Credit unions provide great options for your banking needs, especially if you are currently working for the government or have done so in the past. Usually smaller than large banks, they typically provide great customer service, lower interest rates on loans, lower bank fees, and higher interest rates on checking and savings accounts. Moreover, they offer many of the same products and services as the largest banks in the country.
You must meet certain membership criteria to set up an account
Fortunately, many credit unions have relaxed membership requirements in recent years. If you work for the federal government, you have some great options.
Even if you are not physically located near any of the credit unions mentioned here, it may still serve your needs. When credit unions are part of a shared expansion network, you can access your account of thousands of credit unions across the country by visiting a branch of another credit union to make a deposit, withdrawal, receive cashier’s checks, and more. No matter which federally secured credit union you choose, your deposit is insured by the US government for maximum protection.
The financial institutions below are great opportunities for employees of the federal government and the military, including family members. They have received extremely good reviews from satisfied customers, and they offer competitive products.
Pentagon Federal Credit Union
The Pentagon Federal Credit Union or “PenFed” basically allows everyone to join. If you are a member of the military, an employee of the U.S. Government, an “Eligible Business” employee, or an American Red Cross employee / volunteer, you can join. Family members of any of the above may join.
If all else fails, the bank allows membership for those who belong to the National Military Family Association or the U.S. Troops Voter Fund, available for a one-time fee from a U.S. citizen.
You can join this organization when you open your PenFed account online. The Federation of Banking and Loan Pentagon options are extensive, and the credit union offers some great online banking features to boot.
Navy Federal Credit Union
Navy Federal serves the Army, the Navy, the Navy, the Air Force, and the Department of Defense. To join, applicants must work for one of these organizations or be a family member of a qualified employee. Although most credit unions only extend their immediate family membership, Navy Federal allows grandparents to become members.
If any of the above requirements suit your situation, take advantage of Navy Federal’s high prices on everything from car loans to fixed interest rates. One additional Navy Federal license is 24/7 phone support. PenFed also has generous service watches, but Navy Federal comes out ahead if you are a night owl.

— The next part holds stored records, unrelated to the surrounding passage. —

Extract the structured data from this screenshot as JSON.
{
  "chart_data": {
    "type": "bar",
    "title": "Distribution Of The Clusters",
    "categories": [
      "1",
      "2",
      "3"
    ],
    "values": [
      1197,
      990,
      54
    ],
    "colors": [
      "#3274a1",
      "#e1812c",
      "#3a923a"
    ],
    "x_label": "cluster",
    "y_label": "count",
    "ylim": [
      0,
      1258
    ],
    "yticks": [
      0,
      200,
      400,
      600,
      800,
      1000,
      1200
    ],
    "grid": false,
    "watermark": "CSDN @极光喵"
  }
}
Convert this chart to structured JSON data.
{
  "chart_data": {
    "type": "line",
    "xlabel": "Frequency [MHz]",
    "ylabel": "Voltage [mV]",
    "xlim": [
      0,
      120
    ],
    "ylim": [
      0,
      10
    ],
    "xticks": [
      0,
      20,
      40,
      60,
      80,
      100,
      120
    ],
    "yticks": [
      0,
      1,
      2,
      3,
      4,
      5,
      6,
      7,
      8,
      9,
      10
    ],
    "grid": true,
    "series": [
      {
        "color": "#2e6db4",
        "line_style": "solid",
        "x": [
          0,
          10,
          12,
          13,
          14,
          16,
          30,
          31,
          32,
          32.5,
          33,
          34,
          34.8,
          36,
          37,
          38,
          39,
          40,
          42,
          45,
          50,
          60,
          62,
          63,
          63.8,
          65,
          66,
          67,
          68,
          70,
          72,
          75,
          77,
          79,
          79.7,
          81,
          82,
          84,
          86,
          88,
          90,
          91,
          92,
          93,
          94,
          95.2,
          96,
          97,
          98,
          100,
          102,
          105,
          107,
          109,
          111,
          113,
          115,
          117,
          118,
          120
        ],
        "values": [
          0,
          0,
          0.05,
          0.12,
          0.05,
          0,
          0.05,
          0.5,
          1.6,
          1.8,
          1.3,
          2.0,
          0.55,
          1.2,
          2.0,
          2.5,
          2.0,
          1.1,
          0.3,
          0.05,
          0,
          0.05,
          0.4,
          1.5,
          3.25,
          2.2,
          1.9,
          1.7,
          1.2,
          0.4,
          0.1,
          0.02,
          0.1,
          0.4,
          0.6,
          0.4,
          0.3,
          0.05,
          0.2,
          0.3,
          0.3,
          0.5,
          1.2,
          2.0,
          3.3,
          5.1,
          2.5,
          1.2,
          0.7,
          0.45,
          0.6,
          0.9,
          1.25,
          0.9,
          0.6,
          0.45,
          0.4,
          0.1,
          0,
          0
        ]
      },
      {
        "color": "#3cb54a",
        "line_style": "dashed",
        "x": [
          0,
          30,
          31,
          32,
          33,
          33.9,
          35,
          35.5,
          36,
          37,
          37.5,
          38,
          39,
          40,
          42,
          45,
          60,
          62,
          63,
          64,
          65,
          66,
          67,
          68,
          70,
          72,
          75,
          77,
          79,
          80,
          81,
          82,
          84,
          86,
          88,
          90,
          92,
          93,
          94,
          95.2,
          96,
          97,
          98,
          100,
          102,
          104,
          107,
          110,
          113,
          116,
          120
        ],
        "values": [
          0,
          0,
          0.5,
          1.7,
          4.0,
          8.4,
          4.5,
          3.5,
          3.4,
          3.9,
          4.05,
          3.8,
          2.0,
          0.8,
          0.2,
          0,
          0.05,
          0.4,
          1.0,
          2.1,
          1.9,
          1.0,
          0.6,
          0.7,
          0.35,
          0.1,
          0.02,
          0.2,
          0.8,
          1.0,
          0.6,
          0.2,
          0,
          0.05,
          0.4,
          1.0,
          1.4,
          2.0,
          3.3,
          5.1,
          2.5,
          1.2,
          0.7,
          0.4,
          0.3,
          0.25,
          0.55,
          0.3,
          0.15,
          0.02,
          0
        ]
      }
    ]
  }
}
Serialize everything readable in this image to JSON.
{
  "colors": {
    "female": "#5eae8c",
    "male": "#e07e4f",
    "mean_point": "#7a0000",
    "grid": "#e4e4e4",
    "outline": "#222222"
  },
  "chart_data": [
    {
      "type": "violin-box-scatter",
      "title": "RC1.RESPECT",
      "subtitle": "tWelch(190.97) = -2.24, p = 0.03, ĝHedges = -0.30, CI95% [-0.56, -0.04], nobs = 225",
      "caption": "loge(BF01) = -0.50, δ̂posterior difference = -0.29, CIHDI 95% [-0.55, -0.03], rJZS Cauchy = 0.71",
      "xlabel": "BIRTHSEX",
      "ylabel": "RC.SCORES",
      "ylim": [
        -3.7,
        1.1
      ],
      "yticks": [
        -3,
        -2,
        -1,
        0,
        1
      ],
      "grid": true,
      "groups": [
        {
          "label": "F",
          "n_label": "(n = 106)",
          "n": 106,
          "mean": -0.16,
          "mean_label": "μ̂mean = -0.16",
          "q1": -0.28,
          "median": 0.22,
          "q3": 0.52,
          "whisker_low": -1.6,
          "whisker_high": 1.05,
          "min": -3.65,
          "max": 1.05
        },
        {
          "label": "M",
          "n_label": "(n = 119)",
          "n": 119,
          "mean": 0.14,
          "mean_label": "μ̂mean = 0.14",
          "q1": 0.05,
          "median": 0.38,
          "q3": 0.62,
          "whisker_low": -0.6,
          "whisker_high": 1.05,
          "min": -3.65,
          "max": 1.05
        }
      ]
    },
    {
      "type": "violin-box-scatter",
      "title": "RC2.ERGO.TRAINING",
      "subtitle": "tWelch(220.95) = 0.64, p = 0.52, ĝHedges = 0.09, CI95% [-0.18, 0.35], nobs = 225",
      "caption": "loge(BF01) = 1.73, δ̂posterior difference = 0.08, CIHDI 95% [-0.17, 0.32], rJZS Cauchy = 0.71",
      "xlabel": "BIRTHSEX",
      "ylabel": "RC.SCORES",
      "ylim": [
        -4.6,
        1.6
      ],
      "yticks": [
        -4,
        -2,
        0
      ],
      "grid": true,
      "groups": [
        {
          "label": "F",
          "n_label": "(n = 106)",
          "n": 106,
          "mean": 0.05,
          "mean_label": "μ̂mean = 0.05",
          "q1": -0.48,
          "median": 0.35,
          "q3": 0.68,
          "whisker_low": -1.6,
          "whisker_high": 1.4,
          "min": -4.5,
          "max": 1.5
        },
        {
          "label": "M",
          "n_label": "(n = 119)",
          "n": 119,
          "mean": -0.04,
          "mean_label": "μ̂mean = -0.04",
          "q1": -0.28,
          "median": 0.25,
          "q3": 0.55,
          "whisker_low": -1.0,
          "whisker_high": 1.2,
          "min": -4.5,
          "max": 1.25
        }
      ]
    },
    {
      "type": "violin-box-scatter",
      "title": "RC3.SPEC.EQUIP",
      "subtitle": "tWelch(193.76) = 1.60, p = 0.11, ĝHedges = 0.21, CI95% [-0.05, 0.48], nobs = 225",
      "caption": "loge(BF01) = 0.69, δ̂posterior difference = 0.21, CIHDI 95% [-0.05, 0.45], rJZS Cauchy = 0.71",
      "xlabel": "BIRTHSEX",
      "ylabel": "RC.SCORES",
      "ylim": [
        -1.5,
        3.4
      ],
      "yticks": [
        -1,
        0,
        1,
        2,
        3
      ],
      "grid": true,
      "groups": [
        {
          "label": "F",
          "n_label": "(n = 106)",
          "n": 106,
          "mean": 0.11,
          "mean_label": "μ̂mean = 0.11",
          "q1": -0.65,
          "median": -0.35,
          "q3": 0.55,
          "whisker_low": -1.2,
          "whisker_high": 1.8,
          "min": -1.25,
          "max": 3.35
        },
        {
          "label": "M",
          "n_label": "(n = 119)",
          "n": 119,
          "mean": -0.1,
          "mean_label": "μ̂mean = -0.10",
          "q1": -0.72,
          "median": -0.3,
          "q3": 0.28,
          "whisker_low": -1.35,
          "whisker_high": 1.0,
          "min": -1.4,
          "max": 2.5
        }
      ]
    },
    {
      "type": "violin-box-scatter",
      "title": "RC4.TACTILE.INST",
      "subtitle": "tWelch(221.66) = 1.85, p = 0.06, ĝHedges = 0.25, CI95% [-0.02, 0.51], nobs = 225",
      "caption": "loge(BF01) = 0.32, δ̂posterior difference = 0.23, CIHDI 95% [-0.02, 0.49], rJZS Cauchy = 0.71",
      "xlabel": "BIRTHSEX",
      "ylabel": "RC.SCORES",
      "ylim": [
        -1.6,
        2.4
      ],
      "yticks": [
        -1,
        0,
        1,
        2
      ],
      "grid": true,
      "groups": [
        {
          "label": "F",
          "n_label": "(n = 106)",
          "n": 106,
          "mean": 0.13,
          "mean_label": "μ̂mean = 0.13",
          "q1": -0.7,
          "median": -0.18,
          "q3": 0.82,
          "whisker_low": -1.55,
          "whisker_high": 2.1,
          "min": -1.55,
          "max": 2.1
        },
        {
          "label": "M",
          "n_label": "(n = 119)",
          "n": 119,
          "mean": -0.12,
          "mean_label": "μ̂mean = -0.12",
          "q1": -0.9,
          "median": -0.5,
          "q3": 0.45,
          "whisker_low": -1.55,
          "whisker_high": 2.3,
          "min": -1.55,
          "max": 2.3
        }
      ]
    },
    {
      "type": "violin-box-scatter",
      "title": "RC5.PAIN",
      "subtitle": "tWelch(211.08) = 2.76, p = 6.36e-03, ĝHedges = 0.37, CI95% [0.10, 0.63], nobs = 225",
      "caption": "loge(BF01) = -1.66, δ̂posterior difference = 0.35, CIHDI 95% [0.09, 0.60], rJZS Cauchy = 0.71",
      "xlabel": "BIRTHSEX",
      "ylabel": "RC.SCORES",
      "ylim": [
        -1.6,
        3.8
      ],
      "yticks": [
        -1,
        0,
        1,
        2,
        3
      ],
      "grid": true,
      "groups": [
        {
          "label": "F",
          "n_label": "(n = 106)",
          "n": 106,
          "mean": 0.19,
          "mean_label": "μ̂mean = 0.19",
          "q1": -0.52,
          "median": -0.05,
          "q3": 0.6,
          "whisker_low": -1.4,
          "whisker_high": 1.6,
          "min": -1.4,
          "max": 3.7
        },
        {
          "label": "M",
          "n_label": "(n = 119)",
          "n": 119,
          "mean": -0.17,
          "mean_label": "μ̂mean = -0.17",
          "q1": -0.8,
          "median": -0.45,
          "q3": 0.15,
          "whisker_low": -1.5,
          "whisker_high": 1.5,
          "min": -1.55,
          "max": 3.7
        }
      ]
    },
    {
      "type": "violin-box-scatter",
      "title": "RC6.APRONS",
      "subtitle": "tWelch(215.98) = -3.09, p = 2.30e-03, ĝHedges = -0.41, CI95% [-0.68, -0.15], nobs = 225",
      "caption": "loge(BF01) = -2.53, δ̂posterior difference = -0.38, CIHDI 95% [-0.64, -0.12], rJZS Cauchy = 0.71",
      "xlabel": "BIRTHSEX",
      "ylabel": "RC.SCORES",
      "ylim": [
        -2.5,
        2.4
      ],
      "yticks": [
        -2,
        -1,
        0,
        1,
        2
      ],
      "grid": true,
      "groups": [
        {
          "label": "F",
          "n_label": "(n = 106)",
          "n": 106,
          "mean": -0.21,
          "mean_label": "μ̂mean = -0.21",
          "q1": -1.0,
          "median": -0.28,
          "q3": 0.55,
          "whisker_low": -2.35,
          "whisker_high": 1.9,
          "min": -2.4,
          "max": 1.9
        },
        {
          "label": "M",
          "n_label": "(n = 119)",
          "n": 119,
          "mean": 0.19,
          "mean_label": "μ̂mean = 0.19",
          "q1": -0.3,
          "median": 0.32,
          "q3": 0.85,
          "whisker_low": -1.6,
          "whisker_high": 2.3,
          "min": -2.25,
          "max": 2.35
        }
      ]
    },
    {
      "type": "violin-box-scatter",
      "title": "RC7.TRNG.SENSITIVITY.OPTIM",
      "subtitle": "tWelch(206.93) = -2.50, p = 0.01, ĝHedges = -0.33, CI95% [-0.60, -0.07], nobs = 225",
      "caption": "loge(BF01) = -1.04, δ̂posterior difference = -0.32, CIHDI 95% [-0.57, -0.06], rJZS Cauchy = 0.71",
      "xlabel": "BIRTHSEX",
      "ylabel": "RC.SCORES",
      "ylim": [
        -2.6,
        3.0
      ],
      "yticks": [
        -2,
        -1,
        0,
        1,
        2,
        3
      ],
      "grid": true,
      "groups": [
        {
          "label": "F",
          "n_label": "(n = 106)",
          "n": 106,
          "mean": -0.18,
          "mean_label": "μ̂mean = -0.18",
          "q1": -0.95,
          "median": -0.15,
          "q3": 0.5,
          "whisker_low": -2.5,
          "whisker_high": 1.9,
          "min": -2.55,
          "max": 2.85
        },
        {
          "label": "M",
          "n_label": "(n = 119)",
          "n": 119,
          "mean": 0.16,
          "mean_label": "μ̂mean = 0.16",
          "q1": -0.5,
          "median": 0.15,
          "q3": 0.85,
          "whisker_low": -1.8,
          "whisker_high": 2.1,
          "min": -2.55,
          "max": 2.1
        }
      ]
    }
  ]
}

Fortune Magazine ranked Navy Federal as one of the best places to work in 2008, with memberships in excess of six million and growing.
Opening a Credit Union
To open a credit union account, you will need to qualify as a member, as described above. In some cases, this is as easy as donating to a credit union affiliate, since you become a member of the organization by donating and thus qualifying for credit union membership.
You will then be required to provide basic information about yourself, such as your social security number, physical address, and a valid state identification document.
Finally, you will open a “share” account that officially makes you a member. In many cases, this means that you have to maintain a minimum deposit of between $ 5 and $ 20, which the credit union will set aside for the duration of your membership.
Government Employee Banks
Credit unions are not always better than banks, although both types of institutions often offer the same type of products and services.
Shop around to make sure you get the right fit for your needs. Although most banks accept anyone as a buyer, there are exceptions.
For some government employees, USAA Bank is a good option. It is popular with military families, and the bank consistently receives good grades for customer service and competitive rates. Joining the USAA requires that you be an active military, former soldier, cadet, or missionary, or family of those individuals.